One of the novel and promising plasma markers for detection of tissue injury is the family of 15 kDa cytoplasmic fatty acid-binding proteins of which various tissue-specific types occur.


The present status of heart-type fatty acid-binding protein (H-FABP) as a diagnostic and prognostic marker for acute and chronic cardiac injury, as well as the preliminary diagnostic use of other types of FABP for detecting injury in other organs, is reviewed.


This review is based on an overview of the literature on clinical diagnostics of various forms of organ injury, and uses additional literature on physiological aspects relevant for the interpretation of plasma marker concentrations.


H-FABP not only proves to be an excellent early marker for cardiac injury in acute coronary syndromes, but also allows detection of minor myocardial injury in heart failure and unstable angina. Preliminary results indicate that sensitivity, rule-out power and prognostic value of H-FABP in cardiac injury surpass the performance of the standard early marker myoglobin. The liver only contains liver-type FABP (L-FABP), but co-expression of H-FABP and L-FABP occurs in the kidney. Similarly, intestinal-type FABP (I-FABP) and L-FABP are found in intestines, and brain-type FABP (B-FABP) and H-FABP occur in the brain.

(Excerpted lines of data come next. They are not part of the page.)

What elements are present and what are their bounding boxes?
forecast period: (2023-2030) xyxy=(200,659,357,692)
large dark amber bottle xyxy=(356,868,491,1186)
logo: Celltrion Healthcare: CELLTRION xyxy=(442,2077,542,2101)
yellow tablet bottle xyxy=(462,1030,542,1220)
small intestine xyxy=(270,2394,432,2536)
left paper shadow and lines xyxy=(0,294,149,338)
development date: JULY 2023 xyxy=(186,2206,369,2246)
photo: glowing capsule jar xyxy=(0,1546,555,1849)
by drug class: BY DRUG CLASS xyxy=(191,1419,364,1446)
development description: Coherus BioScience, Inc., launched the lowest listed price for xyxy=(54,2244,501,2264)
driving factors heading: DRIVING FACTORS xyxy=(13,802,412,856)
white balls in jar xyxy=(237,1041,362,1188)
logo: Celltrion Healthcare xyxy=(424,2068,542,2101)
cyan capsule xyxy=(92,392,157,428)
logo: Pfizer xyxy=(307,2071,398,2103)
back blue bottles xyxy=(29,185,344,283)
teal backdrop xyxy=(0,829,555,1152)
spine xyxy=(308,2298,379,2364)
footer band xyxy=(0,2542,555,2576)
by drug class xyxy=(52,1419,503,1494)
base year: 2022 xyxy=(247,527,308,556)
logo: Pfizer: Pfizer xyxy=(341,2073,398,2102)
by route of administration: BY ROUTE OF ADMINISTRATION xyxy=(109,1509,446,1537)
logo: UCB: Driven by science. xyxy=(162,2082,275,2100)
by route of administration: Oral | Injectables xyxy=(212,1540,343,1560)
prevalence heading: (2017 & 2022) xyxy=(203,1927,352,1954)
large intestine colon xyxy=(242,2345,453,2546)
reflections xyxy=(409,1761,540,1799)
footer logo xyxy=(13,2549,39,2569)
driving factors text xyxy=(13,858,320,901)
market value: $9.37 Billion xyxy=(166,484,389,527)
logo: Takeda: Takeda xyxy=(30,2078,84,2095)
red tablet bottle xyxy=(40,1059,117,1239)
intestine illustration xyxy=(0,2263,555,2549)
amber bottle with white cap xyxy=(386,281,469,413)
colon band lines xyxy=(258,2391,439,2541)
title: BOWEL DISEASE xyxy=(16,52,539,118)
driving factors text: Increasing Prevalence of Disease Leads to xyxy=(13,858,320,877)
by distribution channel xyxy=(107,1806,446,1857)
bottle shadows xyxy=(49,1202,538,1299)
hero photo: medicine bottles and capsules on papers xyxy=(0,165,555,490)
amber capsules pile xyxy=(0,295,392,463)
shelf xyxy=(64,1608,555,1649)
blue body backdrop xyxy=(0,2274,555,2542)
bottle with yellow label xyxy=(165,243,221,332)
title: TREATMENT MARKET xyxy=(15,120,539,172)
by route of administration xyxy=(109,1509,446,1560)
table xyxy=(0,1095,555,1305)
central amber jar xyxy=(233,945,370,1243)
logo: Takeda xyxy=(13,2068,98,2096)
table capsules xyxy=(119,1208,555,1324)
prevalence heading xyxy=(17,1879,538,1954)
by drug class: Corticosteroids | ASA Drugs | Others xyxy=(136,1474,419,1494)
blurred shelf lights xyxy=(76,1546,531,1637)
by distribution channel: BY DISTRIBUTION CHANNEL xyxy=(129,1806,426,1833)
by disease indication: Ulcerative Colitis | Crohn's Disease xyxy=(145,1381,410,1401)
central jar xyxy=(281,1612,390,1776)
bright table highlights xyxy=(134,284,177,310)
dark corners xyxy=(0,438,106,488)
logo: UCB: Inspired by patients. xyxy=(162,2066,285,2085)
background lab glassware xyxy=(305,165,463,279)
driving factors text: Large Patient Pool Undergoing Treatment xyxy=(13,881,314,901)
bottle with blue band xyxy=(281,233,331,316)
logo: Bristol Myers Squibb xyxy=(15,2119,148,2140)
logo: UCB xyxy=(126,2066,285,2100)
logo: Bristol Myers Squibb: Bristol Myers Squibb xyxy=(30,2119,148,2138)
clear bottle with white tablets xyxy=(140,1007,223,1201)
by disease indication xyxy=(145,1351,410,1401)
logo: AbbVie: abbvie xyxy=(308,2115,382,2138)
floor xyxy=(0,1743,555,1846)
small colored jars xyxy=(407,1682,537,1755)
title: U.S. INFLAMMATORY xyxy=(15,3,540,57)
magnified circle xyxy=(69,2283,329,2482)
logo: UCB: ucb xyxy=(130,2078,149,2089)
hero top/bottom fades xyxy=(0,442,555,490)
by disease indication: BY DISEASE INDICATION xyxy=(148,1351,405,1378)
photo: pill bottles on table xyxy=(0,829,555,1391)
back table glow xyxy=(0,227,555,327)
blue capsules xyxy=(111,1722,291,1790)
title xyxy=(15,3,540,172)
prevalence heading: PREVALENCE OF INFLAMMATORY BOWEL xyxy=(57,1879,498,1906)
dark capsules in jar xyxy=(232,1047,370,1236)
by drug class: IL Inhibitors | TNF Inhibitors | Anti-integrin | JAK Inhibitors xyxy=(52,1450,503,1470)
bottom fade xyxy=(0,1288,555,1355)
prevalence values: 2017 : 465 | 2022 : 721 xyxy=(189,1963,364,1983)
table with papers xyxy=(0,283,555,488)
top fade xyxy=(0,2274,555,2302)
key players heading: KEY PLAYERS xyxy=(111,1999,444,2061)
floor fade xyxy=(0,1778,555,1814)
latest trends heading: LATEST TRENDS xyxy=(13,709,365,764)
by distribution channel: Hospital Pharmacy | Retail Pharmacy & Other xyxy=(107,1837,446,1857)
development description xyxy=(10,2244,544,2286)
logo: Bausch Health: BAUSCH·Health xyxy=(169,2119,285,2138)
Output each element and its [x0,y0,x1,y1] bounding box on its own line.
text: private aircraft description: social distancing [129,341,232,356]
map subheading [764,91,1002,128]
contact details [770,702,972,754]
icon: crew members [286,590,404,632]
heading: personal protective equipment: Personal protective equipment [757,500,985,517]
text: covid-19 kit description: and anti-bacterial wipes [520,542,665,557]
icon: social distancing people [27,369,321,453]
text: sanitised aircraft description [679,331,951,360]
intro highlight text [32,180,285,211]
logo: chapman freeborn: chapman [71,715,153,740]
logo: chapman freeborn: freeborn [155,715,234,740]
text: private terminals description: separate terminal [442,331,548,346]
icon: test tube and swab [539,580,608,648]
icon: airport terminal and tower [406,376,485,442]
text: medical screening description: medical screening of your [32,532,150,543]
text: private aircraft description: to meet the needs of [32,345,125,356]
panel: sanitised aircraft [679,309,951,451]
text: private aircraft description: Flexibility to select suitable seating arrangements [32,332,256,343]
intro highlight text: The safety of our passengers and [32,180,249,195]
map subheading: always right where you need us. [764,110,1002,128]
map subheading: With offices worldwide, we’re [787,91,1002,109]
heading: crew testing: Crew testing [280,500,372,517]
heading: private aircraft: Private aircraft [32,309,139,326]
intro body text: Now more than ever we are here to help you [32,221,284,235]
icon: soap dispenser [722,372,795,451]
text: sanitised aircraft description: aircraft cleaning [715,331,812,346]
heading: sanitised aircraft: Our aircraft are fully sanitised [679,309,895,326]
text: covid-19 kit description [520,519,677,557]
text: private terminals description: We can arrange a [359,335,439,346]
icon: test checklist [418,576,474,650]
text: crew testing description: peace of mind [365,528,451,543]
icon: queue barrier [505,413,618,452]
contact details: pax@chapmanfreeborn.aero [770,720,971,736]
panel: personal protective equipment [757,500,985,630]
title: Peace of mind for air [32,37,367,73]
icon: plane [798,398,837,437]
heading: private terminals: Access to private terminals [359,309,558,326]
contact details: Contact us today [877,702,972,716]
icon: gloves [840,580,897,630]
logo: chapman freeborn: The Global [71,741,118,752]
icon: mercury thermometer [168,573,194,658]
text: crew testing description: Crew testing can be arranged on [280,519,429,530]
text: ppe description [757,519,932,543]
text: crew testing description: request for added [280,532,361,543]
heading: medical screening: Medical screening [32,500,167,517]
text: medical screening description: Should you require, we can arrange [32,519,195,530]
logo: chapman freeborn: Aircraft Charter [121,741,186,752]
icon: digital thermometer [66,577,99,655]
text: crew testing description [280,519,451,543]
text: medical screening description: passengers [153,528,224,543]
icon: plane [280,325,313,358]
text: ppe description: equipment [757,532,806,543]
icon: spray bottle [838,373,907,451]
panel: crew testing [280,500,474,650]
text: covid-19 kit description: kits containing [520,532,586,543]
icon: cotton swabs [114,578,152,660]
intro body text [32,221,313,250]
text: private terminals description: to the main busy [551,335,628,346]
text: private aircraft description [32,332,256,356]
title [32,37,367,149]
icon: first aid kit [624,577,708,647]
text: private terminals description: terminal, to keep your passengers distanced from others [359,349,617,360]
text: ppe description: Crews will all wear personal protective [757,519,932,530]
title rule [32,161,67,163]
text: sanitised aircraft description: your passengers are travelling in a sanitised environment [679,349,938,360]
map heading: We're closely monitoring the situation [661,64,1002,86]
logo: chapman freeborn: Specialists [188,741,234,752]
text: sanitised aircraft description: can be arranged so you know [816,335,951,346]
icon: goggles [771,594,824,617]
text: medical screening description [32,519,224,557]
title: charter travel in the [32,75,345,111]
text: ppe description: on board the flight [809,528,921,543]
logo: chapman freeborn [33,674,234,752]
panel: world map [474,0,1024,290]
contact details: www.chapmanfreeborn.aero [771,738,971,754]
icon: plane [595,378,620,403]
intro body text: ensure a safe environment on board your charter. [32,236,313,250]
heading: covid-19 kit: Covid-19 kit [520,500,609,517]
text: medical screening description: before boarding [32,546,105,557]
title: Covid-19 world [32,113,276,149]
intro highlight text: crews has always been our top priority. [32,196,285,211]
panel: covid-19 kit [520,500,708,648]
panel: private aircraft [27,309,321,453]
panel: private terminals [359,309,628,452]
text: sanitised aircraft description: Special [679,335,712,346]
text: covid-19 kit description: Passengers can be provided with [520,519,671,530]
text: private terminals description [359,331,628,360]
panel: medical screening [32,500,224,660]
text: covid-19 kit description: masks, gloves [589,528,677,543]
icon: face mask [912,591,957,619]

Preliminary but promising applications of these proteins have been demonstrated for liver rejection, viability selection of kidneys from non-heart-beating donors (NHBD), inflammatory and ischemic bowel disease, traumatic brain injury and in the prevention of muscle injury in trained athletes.


Further study of the diagnostic and prognostic use of various FABP types is warranted, but their clinical application will require further commercialization of automated and rapid assays.